Tuesday, September 15, 2015

Venting some frustration with the slow pace of change in scholarly communication

I am putting together some thoughts concerning some posts that I read several months back.

A quiet culture war in research libraries – and what it means for librarians, researchers and publishers by Rick Anderson

In this article, Mr. Anderson had stated:

"The culture war that I believe is currently brewing in research libraries is between two general schools of thought: the first sees the research library’s most fundamental and important mission as serving the scholarly needs of its institution’s students, scholars and researchers; the second sees the research library’s most fundamental and important mission as changing the world of scholarly communication for the better." [Note, I bolded this text.]

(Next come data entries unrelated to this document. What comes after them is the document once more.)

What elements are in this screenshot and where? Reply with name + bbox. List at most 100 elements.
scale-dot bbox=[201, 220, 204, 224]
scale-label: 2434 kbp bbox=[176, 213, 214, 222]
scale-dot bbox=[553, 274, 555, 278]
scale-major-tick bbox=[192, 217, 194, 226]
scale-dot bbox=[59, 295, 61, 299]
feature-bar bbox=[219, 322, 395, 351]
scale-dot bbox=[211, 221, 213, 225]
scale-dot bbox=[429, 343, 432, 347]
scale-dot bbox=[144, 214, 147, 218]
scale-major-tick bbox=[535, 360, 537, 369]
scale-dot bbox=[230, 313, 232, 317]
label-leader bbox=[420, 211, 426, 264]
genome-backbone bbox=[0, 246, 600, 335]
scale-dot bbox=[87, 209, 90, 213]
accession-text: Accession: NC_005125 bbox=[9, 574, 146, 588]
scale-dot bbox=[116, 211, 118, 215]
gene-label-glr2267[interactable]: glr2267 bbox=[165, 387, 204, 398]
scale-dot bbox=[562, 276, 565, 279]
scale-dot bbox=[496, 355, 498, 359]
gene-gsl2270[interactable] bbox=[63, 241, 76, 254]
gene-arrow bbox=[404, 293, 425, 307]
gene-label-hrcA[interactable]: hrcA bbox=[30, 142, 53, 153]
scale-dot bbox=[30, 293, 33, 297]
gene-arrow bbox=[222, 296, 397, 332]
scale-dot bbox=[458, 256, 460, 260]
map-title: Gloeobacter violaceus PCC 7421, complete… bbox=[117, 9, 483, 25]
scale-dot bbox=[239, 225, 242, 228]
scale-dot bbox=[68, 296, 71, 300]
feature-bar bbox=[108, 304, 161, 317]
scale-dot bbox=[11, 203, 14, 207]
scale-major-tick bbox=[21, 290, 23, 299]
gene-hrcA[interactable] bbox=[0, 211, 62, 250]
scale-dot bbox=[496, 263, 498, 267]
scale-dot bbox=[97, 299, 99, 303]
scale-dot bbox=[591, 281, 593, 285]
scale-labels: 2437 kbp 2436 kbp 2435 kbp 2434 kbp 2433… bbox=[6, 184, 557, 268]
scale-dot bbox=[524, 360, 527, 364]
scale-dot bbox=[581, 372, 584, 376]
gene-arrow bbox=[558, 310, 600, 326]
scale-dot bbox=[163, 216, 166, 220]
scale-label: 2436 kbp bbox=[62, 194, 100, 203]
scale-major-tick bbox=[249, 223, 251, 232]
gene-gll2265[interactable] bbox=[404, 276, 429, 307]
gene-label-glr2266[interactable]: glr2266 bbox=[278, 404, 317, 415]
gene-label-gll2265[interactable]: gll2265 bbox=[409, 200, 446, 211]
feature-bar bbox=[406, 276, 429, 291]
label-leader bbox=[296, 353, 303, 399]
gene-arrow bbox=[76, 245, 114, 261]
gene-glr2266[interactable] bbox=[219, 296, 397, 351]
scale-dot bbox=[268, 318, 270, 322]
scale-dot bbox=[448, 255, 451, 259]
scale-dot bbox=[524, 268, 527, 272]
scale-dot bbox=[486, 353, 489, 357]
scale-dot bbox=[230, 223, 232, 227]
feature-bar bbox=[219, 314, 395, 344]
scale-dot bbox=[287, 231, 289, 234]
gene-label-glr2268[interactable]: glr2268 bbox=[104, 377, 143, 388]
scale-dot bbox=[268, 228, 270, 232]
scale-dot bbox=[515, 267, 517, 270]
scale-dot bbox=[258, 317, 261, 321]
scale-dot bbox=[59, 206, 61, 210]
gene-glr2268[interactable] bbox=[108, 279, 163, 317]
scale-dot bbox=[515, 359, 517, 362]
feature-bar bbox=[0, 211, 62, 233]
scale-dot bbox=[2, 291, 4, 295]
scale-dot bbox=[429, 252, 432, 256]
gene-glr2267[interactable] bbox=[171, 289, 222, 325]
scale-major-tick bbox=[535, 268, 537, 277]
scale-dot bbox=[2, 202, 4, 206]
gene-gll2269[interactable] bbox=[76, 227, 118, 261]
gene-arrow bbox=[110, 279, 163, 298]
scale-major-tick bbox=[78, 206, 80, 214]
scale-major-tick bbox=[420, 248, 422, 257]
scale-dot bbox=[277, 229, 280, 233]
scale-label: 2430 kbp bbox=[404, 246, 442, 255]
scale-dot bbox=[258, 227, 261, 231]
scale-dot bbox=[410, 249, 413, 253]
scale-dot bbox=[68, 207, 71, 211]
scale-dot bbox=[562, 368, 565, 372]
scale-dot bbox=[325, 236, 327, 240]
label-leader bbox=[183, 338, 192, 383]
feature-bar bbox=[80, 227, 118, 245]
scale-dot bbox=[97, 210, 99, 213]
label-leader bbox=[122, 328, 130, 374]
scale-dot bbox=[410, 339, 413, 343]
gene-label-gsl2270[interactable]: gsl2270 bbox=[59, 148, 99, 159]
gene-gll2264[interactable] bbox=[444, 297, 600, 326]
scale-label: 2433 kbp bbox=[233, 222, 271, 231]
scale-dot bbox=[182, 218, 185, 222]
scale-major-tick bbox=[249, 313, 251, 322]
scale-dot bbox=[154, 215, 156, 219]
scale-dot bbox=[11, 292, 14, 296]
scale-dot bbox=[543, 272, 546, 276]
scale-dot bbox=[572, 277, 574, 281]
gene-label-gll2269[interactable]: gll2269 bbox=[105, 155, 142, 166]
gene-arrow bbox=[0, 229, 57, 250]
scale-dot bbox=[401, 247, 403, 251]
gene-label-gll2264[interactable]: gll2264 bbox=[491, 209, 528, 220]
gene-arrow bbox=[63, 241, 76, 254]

And later in the article, he notes:

"Again, we do not have to choose entirely between these two orientations; however, we do have to acknowledge that they are in tension with each other..."

Two other blog posts had also talked about certain tensions in library work. 


"Examples of our silences, as read by subject faculty and students:
  • Always saying yes: In my last post [see the link below to part 1] I talked about saying no to requests for database demos–and what a fraught, complex act that is.  When we always say yes to faculty requests, no matter how problematic they are, we are choosing silence.
    • Meaning (from subject faculty perspective): Positive emptiness–librarians are cheerful, obedient helpers. 
  • Skills-based / neutral IL instruction: So, there is the silence of saying yes to the faculty request, and then there is the silence of performing instruction based on that request.  Whether it takes the form of a database demo or something else (CRAPP test, anyone?), skills-based, apolitical IL instruction silences librarians.  We lecture and demonstrate, we present research as sterile and detached from students’ real lives, we cover so much material that students absorb nothing.  We might be talking a lot, but we are silenced because we are not able to truly teach, or to address the complexity of information literacy" 

"Coming out of silence means we will make some people angry. After all, we’ve convinced everyone we’re just obedient, cheerful helpers."

And from:


"Can you just show them the databases?  This is a phrase I’ve heard a lot as an instruction librarian.
I’ve thought about it, and the answer is no.  I cannot just show them the databases.

I cannot “just” show them the databases because there are so many layers of destruction inherent in my process of pointing, clicking, and narrating.  I am not demonstrating how students can find a scholarly article, I am demonstrating how profoundly students are marginalized from academic knowledge production.  I am not identifying aspects of peer review, I am silencing all non-academic voices–including the students’.  I am not modeling good search strategies, I am erasing myself as a teacher."


What does this all have to do with me?

I am getting very frustrated with the slow pace of change in scholarly communication.  Yes, I think librarians should be working to change the world of scholarly communication for the better.

I also think that librarians need to say "no" to their patrons and to publishers more often.  At my place of work (which is reasonably well funded), we try to make our patrons happy as much as possible by buying ALL THE THINGS that they ask for.  The fact that the library is viewed as the wallet is not necessarily a good thing.  Throwing more money at publishers and vendors is not going to solve the problems of scholarly communication.

As in Lauren's case, I had also been frustrated with some of our local gates of academic discourse. In my case, I probably opened up the gate incorrectly.  I did not find the gate to be: very inviting; easy to open; nor easy to navigate once I got inside. Also, I was given a short amount of time to demonstrate the information maze once the gate was opened. Some departments were better than others, but some provided very narrow windows of opportunity for me to talk to their students about information issues.

I guess I am frustrated that I am not given more time to discuss scholarly communications issues and the inherent problems with faculty and students.  The system is screwed up, and I am not sure what more I can do about it. The conversation trail from @daskey's tweet displays some of the same frustration that I have.  Ian had responded with "change is too hard, also the system works fine as it is...' - the average faculty member."  Yup, that just about sums up my frustration.